Man schiebt das Ganze bei 220 Grad in den Ofen und dann....

Ja um ehrlich zu sein, habe ich die Zeit dabei noch nie gestoppt, aber das Essen ist auf jeden Fall fertig wenn die Senfsoße anfängt etwas stärker zu kochen.

Dazu kann man prima Kartoffeln, gekocht oder gebraten, oder Reis oder Nudeln essen.
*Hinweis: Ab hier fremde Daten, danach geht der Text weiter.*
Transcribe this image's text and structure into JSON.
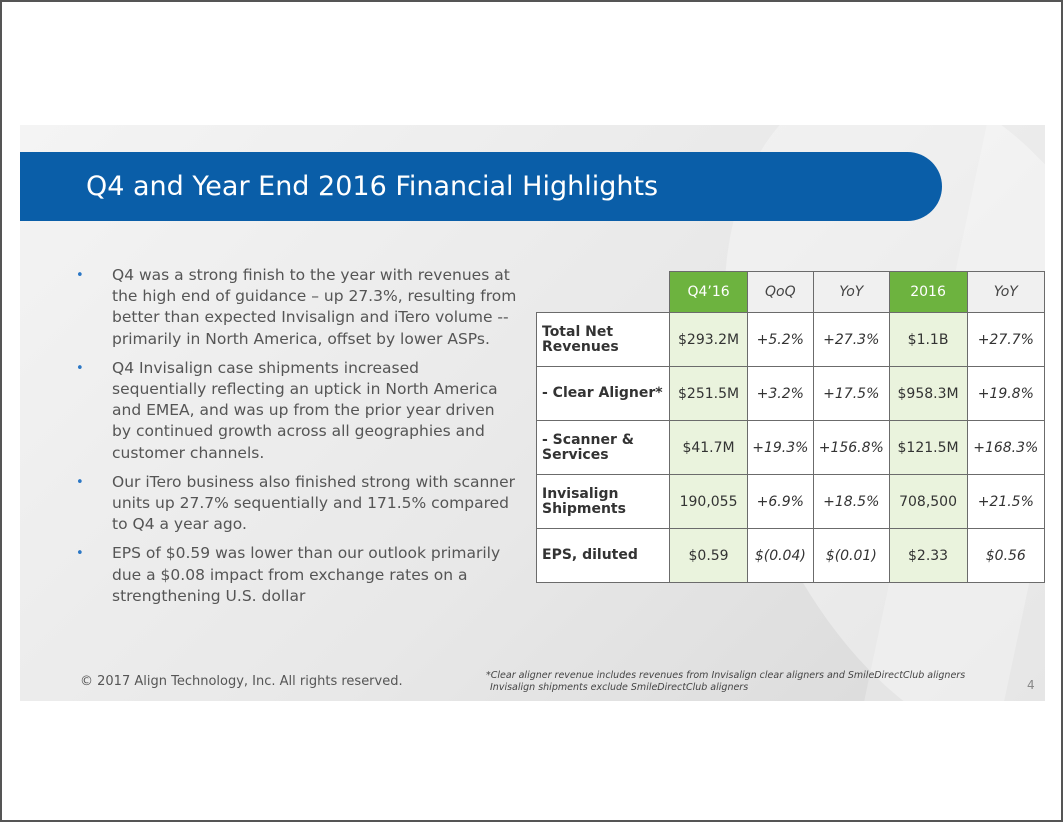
{
  "title": "Q4 and Year End 2016 Financial Highlights",
  "bullets": [
    "Q4 was a strong finish to the year with revenues at the high end of guidance – up 27.3%, resulting from better than expected Invisalign and iTero volume -- primarily in North America, offset by lower ASPs.",
    "Q4 Invisalign case shipments increased sequentially reflecting an uptick in North America and EMEA, and was up from the prior year driven by continued growth across all geographies and customer channels.",
    "Our iTero business also finished strong with scanner units up 27.7% sequentially and 171.5% compared to Q4 a year ago.",
    "EPS of $0.59 was lower than our outlook primarily due a $0.08 impact from exchange rates on a strengthening U.S. dollar"
  ],
  "table": {
    "headers": [
      "Q4’16",
      "QoQ",
      "YoY",
      "2016",
      "YoY"
    ],
    "rows": [
      {
        "label": "Total Net Revenues",
        "values": [
          "$293.2M",
          "+5.2%",
          "+27.3%",
          "$1.1B",
          "+27.7%"
        ]
      },
      {
        "label": "- Clear Aligner*",
        "values": [
          "$251.5M",
          "+3.2%",
          "+17.5%",
          "$958.3M",
          "+19.8%"
        ]
      },
      {
        "label": "- Scanner & Services",
        "values": [
          "$41.7M",
          "+19.3%",
          "+156.8%",
          "$121.5M",
          "+168.3%"
        ]
      },
      {
        "label": "Invisalign Shipments",
        "values": [
          "190,055",
          "+6.9%",
          "+18.5%",
          "708,500",
          "+21.5%"
        ]
      },
      {
        "label": "EPS, diluted",
        "values": [
          "$0.59",
          "$(0.04)",
          "$(0.01)",
          "$2.33",
          "$0.56"
        ]
      }
    ]
  },
  "footer": "© 2017 Align Technology, Inc. All rights reserved.",
  "footnote_line1": "*Clear aligner revenue includes revenues from Invisalign clear aligners and SmileDirectClub aligners",
  "footnote_line2": "Invisalign shipments exclude SmileDirectClub aligners",
  "page_number": "4",
  "colors": {
    "title_bar": "#0a5ea8",
    "green_header": "#6db33f",
    "green_cell": "#eaf3dd",
    "bullet": "#2b77c5"
  }
}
Ich lege mich da nie so fest, schmeckt aber immer.


----------



## NickAdams (16. März 2011)

*AW: Ganz einfaches Fischrezept*

Klingt lecker! Werde ich demnächst mal probieren!

Thanx,

Nick


----------



## Yoshi (16. März 2011)

*AW: Ganz einfaches Fischrezept*

Nimmst du süße oder saure Sahne?


----------



## Tipp (16. März 2011)

*AW: Ganz einfaches Fischrezept*



Yoshi schrieb:


> Nimmst du süße oder saure Sahne?



Ich nehme dazu süße Sahne, aber im Grunde wäre es mit saurer Sahne vielleicht auch interessant. Ich glaube ich werde das mal bei Gelegenheit ausprobieren.


----------



## Kretzer83 (16. März 2011)

*AW: Ganz einfaches Fischrezept*

Mir schmeckt das auch, wobei hat der gute FIschgeschack etwas leidet. Barsch wär mir da bspw. zu Schade, aber Karpfen usw. oder halt gekaufter Seelachs.. damit bekommst auch da Geschmack rein.


----------



## Tipp (16. März 2011)

*AW: Ganz einfaches Fischrezept*



Kretzer83 schrieb:


> Mir schmeckt das auch, wobei hat der gute FIschgeschack etwas leidet. Barsch wär mir da bspw. zu Schade, aber Karpfen usw. oder halt gekaufter Seelachs.. damit bekommst auch da Geschmack rein.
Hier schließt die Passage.